I'm sayin' that's right, too.
Posted by slugbuggy on Thu, 08/19/2004 - 12:18pm.
I'm sayin' that's right, too. She's not so much bothered by the illicit nature of her prospective (or current?) relationship with the guy. What gets her is that he's not into her enough (figuratively) for it to be considered a threat to the relationship he has now. He doesn't feel strongly enough about her to feel that he has to lie to his girlfriend about it.

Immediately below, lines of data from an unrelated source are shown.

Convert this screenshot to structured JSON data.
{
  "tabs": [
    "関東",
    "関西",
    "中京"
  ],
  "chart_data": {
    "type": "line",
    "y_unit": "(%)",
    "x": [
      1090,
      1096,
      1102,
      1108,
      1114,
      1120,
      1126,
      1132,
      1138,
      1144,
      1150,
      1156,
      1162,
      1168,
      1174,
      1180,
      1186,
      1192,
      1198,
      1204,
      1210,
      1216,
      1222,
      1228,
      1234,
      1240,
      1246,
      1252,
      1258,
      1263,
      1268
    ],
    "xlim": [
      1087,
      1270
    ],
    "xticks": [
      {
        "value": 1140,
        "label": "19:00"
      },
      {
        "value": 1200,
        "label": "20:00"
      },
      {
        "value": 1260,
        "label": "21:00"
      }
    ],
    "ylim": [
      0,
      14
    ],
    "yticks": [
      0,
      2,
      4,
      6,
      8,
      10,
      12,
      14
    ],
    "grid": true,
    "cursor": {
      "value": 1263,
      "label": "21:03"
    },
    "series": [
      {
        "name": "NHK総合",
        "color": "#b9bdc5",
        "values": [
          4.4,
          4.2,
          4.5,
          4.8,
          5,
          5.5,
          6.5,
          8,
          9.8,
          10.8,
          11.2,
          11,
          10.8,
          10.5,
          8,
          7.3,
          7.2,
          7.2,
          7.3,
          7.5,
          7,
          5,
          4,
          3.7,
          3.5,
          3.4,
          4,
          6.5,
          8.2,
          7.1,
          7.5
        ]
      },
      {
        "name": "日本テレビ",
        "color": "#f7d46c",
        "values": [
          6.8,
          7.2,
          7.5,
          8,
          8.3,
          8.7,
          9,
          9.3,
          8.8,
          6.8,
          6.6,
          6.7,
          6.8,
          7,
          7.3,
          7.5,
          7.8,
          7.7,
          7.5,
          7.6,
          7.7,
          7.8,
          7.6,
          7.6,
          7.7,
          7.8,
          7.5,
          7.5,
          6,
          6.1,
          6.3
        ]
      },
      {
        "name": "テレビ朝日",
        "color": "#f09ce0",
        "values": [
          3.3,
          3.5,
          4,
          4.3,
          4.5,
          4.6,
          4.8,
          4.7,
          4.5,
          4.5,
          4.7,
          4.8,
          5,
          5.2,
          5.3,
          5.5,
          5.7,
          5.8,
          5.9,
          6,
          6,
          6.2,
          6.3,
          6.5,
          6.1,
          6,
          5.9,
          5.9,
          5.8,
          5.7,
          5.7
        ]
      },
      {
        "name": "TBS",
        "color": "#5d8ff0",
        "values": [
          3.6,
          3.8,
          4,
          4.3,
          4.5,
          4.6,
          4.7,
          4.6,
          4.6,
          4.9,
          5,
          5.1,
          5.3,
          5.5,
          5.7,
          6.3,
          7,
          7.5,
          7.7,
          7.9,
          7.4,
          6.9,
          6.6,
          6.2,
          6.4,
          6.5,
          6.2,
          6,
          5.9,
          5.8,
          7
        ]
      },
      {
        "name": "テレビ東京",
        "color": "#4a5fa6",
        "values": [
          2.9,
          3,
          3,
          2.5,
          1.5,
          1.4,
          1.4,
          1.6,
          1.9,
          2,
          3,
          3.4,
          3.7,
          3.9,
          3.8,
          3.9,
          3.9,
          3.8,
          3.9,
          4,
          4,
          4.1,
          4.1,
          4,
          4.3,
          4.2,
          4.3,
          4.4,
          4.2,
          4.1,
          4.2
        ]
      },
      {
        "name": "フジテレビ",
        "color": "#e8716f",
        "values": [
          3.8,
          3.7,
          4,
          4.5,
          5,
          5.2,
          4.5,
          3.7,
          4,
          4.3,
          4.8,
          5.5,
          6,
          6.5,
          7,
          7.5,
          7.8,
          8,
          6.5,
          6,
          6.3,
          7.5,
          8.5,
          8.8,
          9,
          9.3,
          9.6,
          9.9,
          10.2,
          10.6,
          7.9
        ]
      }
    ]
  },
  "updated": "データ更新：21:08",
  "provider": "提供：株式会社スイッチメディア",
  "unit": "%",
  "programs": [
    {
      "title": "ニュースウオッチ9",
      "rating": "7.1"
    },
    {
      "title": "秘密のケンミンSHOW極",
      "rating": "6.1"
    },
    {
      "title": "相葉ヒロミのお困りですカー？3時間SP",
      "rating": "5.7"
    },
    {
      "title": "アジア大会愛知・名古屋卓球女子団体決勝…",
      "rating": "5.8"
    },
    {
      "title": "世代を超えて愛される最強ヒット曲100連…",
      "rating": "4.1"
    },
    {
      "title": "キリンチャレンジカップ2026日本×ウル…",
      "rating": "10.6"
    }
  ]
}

He's not going to be calling her up at 3:47 A.M., desperately trying to arrange a rondez-vous behind the quickie-mart so he can see her for just a few minutes or anything like that, while pretending to his girlfriend that he ABSOLUTELY had to go out in the middle of the night to get Cheetos and a can of WD40. ("The screen door SQUEAKS! I'm sure you can live with it, Liz, but I'm not that strong. Plus, you know how much I love Cheetos. I'll be back. I'm certainly not going out to have an affair, if that 's what you're thinking.") And the guilt and shame, none of that, or the lying and the anticipation and the guilt, and the shameful sex. ("Oh, this is so wrong. I feel horrible about what we're doing. We should only keep doing this until we get caught.") That's why she's pissed, because if an affair doesn't have all that, why bother?

In summation: it's not that she thinks an affair would be immoral or anything, in this case it wouldn't be immoral enough to even bother with.

Maybe when Liz finds her bunny boiling on the kitchen stove, then she'll start freaking out a litlle bit.